One of the things I love about Arrow Video is that while they tend to focus on what the Brits used to call "video nasties," they periodically throw in something modern and interesting. Why Don't You Just Die! is a Russian thriller/black comedy from 2018. It is an interesting mix of Pulp Fiction-era Tarantino, early Guy Ritchie, and Run Lola Run era of whatever that guy's name is that made Run Lola Run (I kid, I kid, everyone knows that was - checks notes - Tom Tykwer). It is stylish, clever, terrifically violent, and really light on an actual story.
Twenty-something Matvey (Aleksandr Kuznetsov) knocks on a door with a hammer behind his back. A much older and bulkier Andrei (Vitaliy Khaev) answers. We can tell Matvey intends on slamming the hammer into Andrei's skull but he hesitates. Andrei asks what he's doing and Matvey says he is the boyfriend of Olya, Andrei's daughter (Evgeniya Kregzhde). Didn't she tell she wanted us to meet?
Matvey is welcomed in. The hammer gets tucked into the back of his pants. Tasha (Elena Shevchenko), Olya's mother, appears and offers tea. Matvey sits down, which pushed the hammer to the floor. Andrei is a corrupt cop and he knows boyfriends of his daughter don't usually show up hiding hammers in their pants. A fight ensues. A shotgun is fired. Hidden money in the couch explodes. Tables are smashed, walls are knocked in. It ends with Andrei handcuffed to a bathtub pipe with holes drilled into his legs.

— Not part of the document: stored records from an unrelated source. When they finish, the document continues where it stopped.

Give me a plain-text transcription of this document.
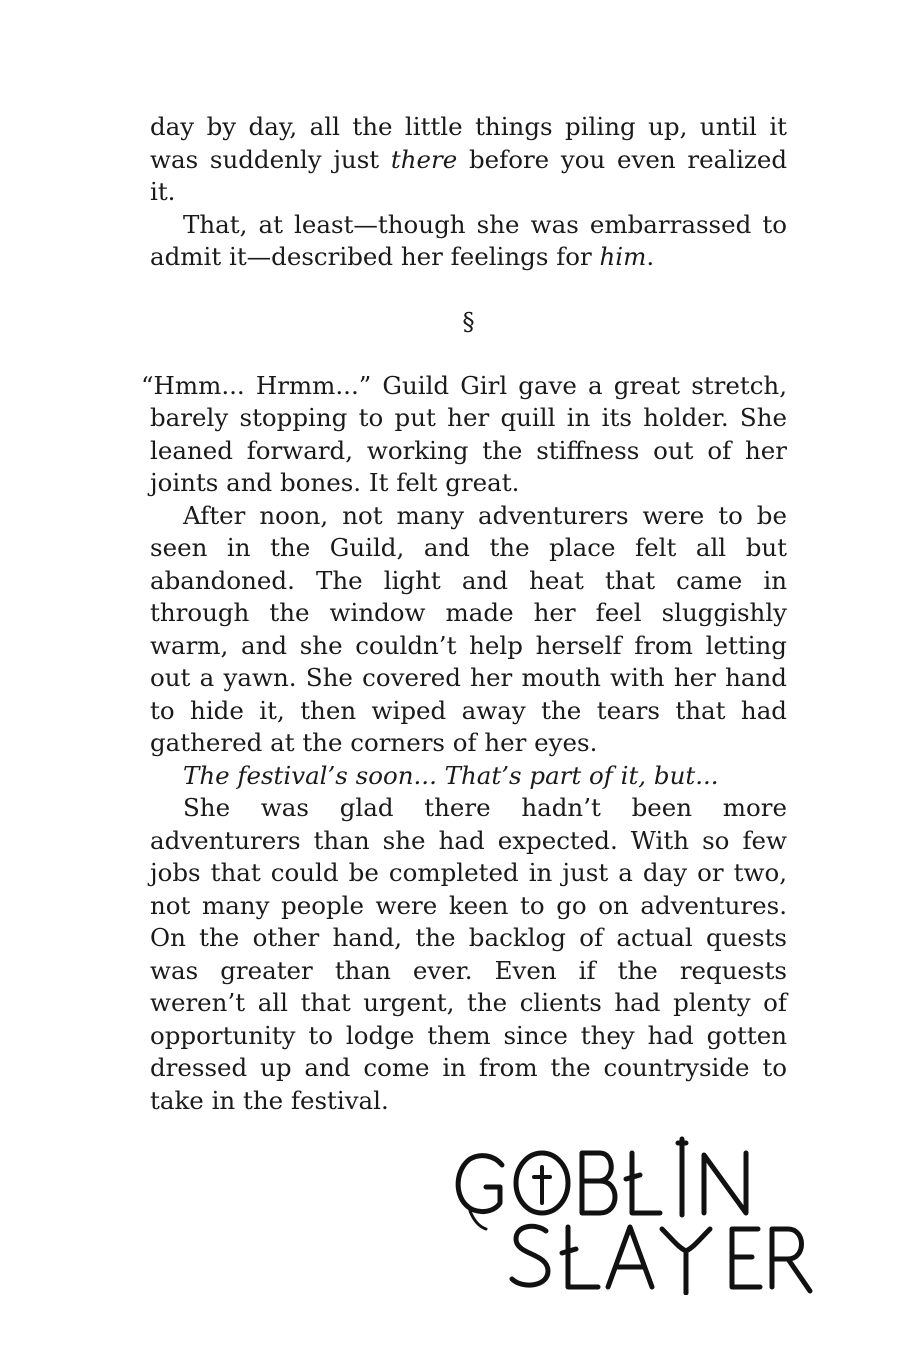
day by day, all the little things piling up, until it was suddenly just there before you even realized it.

That, at least—though she was embarrassed to admit it—described her feelings for him.

§

“Hmm... Hrmm...” Guild Girl gave a great stretch, barely stopping to put her quill in its holder. She leaned forward, working the stiffness out of her joints and bones. It felt great.

After noon, not many adventurers were to be seen in the Guild, and the place felt all but abandoned. The light and heat that came in through the window made her feel sluggishly warm, and she couldn’t help herself from letting out a yawn. She covered her mouth with her hand to hide it, then wiped away the tears that had gathered at the corners of her eyes.

The festival’s soon... That’s part of it, but...

She was glad there hadn’t been more adventurers than she had expected. With so few jobs that could be completed in just a day or two, not many people were keen to go on adventures. On the other hand, the backlog of actual quests was greater than ever. Even if the requests weren’t all that urgent, the clients had plenty of opportunity to lodge them since they had gotten dressed up and come in from the countryside to take in the festival.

Andrei figures he's some criminal he locked up come back for revenge. We see in a flashback that Olya told him that her father raped her as a chid and asks him to kill her. Andrei calls over another cop friend. We see in flashbacks just how corrupt they really are. Twists unfold. So does violence. It has style to spare, but very little else.
It reminds me of all those films that came out right after Pulp Fiction became a huge surprise hit. Suddenly everyone was aping Tarantino. Director Kirill Sokolov, in his debut film, at least knows what he's doing. He uses every stylistic trick he can think of to make a visually arresting (if sometimes a bit too busy) film that's well worth checking out.
Arrow Video has done their usual bang-up job with these releases. They all come with their usual bonus features including behind-the-scenes footage, full-color booklets with essays on the films, and new interviews with cast and crew. The Wind comes with a brand new HD transfer from a 4K scan of the original negatives, and a complete score from composer Hans Zimmer. White Fire comes with audio commentary, and Why Don't You Just Die! has a featurette on single-room films.
With production houses like Arrow Video releasing top-notch sets of oddball, low budget, little heard of films, it is truly a great time to be a movie collector.